Essa organização do estado, aliada ao estabelecimento de uma religião e uma língua oficial, permitiu a convivência pacífica de uma grande diversidade de etnias submetidas a um governo central, que por sua vez delegou o poder às famílias mais importantes de cada aldeia. Como em qualquer outro império do Ocidente, utilizaram a arte como expressão máxima da difusão de seu poderio. A função religiosa cedeu lugar à representativa e utilitária, com obras mais próximas da engenharia do que das disciplinas artísticas.
Os testemunhos mais importantes dessa cultura encontram-se na arquitetura monolítica e despojada de ornamentos, na qual demonstram tanto uma técnica impecável quanto uma grande frieza expressiva. O aspecto mais notável dessa arquitetura é a espantosa destreza a que esse povo chegou no trabalho com a pedra. Por isso é possível encontrar três tipos de construção estreitamente relacionados com os gêneros arquitetônicos.
As obras civis de menor importância, as casas do povo e os depósitos de alimentos eram construídos com pedras irregulares; as fortalezas e torres, com pedras colossais; e os templos, palácios e edifícios do governo, com paredes de pedras geométricas regulares, polidas e encaixadas uma na outra, sem argamassa.

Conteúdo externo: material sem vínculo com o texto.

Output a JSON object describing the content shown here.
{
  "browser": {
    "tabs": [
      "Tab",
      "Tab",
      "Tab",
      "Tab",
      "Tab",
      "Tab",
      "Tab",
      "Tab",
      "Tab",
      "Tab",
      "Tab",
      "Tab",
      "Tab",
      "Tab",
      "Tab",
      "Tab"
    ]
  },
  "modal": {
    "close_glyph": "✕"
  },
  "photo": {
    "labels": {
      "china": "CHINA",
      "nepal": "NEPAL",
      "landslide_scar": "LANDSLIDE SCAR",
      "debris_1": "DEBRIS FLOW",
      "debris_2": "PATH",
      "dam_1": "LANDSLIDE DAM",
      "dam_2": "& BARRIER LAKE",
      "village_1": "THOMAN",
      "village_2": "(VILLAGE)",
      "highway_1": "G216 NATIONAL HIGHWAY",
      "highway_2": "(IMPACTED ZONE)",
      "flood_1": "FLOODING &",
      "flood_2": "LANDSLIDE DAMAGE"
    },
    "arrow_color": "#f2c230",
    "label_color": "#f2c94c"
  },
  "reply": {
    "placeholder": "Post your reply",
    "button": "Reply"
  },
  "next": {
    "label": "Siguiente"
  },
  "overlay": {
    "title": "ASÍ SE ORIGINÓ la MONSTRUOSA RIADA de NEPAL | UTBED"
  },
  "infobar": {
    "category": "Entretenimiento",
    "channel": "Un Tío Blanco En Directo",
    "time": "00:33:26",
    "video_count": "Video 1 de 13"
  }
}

Parede do centro cerimonial de Tampu Machay
ou Banho do Inca, Cuzco

Porta do segundo recinto
Sacsahuamán
Ainda se desconhece o sistema utilizado pelos incas para encaixar perfeitamente os enormes blocos de pedra com que construíram suas fortalezas e templos. Nem mesmo uma lâmina de barbear poderia ser introduzida entre duas dessas peças colossais.

Na capital do império, Cuzco, encontravam-se as duas edificações mais significativas: o Cori-cancha, templo do Sol, e o Sacsahuamán, local onde se vivenciava a divindade. A partir deles traçou-se o resta da cidade, pois eles estavamem locais estratégicos, a exemplo das fortalezas, que serviam de proteção. Os palácios e casas dos nobres em geral tinham uma planta quadrada, e as das construções religiosas eram circulares. Os incas jamais construíram pirâmides, e as encontradas em seu habitat são anteriores a essa civilização.
As ruínas de machu Picchu, provavelmente o elemento mais representativo do império inca, continuam sendo um enigma para arquólogos e historiadores. Descobertas em 1911, acredita-se que os espanhóis desconheciam sua localização e, durante séculos, foi o símbolo dos povos submetidos pelos espanhóis, sendo conhecido somente pelos indígenas andinos.
Vista de Machu Picchu

Tumba real, Machu Pichhu
A construção é muito semelhante à dos incas, mas anterior a eles, que talvez por isso tenham mantido o local em segredo como templos de virgens do Sol, fato que se deduz pelos cadáveres femininos encontrados nas escavações. Seu aspecto mais relevante é a fusão completa entre as formas arquitetônicas e as orográficas da montanha.